Cada vez que se habla de educación, se menciona el hecho de que formamos a las nuevas generaciones para un mundo que desconocemos. Inmediatamente se enumeran las competencias que, según imaginamos, demandará ese indefinido futuro. En verdad, en todas las épocas se educó para una realidad por venir que era desconocida. Si bien es innegable que los cambios se han acelerado vertiginosamente, el mundo ha estado siempre en mutación.
En su provocativo libro La escuela no es un parque de atracciones, el profesor español Gregorio Luri recurre a un demostrativo ejemplo: “Pensemos un momento en la experiencia vital de un niño de Nueva York que tuviera 14 años de edad en 1880. Vivía en una ciudad compleja, dinámica y en constante crecimiento demográfico, pero no se imaginaba la posibilidad de viajar en metro o en automóvil, se hubiera quedado atónito ante alguien que le hubiese hablado de la posibilidad de poseer luz eléctrica en casa y, desde luego, apenas concebía edificios un poco más altos que las iglesias. Sin embargo, 35 años después, cuando cumplió los 49, su mundo se había transformado de arriba abajo. La ciudad disponía de una red de metro, por las calles circulaban automóviles, los rascacielos empequeñecían las iglesias, las noches de Broadway (῾The Great White Way’) estaban iluminadas con cientos de bombillas, en las casas había luz eléctrica y comenzaban a instalarse frigoríficos, gramófonos y aire acondicionado. Ni el cielo permanecía inmutable. Cada vez lo surcaban más aviones. En su mundo laboral se había producido una revolución con la instalación de las cadenas de montaje. Y, sin embargo, esta persona se fue adaptando bien a las nuevas circunstancias”.

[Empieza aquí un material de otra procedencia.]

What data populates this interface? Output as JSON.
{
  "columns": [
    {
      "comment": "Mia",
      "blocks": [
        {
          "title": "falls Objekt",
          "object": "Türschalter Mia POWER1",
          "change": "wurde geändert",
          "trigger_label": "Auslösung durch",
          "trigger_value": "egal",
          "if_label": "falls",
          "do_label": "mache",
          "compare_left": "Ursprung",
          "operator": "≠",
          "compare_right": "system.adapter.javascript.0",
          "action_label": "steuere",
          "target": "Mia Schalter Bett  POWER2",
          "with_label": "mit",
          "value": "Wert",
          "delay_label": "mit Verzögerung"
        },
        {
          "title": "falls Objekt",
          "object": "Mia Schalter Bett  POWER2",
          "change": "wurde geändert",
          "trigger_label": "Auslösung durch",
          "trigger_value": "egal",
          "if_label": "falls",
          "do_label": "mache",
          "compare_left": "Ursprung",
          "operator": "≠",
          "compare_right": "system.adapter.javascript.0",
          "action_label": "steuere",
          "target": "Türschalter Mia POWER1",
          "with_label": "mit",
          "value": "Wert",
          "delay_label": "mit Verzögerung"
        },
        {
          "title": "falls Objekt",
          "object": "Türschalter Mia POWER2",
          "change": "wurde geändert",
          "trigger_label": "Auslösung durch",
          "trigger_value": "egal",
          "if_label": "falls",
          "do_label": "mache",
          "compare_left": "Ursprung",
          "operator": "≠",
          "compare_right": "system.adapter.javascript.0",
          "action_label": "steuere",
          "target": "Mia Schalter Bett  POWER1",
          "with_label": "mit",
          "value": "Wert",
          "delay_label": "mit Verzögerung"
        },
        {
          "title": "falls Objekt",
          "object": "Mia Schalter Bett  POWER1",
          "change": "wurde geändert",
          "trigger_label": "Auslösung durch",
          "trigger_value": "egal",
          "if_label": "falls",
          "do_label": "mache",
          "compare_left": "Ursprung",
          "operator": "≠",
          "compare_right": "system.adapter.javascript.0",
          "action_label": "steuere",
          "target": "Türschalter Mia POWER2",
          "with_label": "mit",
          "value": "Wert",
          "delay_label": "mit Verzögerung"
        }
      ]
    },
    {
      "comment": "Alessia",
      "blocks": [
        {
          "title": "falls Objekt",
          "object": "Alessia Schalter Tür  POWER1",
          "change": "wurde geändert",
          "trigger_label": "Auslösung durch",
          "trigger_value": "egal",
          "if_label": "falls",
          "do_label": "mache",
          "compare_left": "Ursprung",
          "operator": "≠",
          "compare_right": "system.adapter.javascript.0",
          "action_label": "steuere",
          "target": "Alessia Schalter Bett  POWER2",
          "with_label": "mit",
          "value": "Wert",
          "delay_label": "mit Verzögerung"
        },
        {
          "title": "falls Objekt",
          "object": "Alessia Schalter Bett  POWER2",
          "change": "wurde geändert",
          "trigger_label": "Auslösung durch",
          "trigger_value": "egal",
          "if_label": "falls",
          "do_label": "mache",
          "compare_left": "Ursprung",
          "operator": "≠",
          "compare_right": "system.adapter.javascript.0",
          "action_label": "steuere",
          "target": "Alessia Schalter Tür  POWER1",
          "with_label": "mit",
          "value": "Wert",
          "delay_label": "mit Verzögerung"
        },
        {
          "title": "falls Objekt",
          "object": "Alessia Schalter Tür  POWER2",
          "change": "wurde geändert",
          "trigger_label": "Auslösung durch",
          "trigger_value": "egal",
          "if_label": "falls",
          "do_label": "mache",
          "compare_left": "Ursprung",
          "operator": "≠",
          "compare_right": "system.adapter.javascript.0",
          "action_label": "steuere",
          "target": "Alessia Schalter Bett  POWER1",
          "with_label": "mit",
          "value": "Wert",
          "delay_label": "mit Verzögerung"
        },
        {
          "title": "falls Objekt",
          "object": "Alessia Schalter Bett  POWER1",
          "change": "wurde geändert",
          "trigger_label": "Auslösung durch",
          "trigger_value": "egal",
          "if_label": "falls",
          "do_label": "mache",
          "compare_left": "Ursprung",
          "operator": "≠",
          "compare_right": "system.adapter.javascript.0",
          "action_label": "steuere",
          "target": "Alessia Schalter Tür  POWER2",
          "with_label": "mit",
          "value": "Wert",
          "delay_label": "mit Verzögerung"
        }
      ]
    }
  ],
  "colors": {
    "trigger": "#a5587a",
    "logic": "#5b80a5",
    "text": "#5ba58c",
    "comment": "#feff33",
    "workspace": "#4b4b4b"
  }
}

Una experiencia similar hemos tenido las personas mayores que continuamos activas en el mundo actual, diametralmente diferente a aquel en el que nos educamos. Pero eso no nos impidió adaptarnos al nuevo contexto. Es más, hemos sido los responsables de concebirlo y de crearlo. Los grandes avances de los que hoy nos beneficiamos son el producto de personas que recibieron esa educación que tanto se cuestiona.
“EN VERDAD, EN TODAS LAS ÉPOCAS SE EDUCÓ PARA UNA REALIDAD POR VENIR QUE ERA DESCONOCIDA”.
A propósito de esas generaciones educadas con anterioridad, se pregunta Luri: “¿Cómo han sabido adaptarse a sus sucesivos presentes?, ¿dónde han adquirido las competencias necesarias para ir adaptándose a lo nuevo?”. Y se responde: “La escuela a la que asistían estaba preocupada por el conocimiento, no por las competencias del siglo XXI”. La experiencia demuestra que la mejor respuesta ante el siempre presente desafío del futuro es más y no menos conocimiento sólido y concreto. Es convincente la evidencia empírica que vincula estrechamente la productividad de un país con el rendimiento de sus jóvenes en disciplinas como la comprensión lectora, la matemática y las ciencias.
Lamentablemente no basta con que la abrumadora información disponible esté fuera de las personas. Es preciso que estas la conozcan y que puedan procesarla con rigor. En palabras simples, que sepan algo y que sepan qué hacer con lo que saben. Por eso, en vez de detenernos a anticipar vagas competencias para un futuro desconocido, volvamos a enseñar a nuestros jóvenes para que puedan imaginarlo y concretarlo.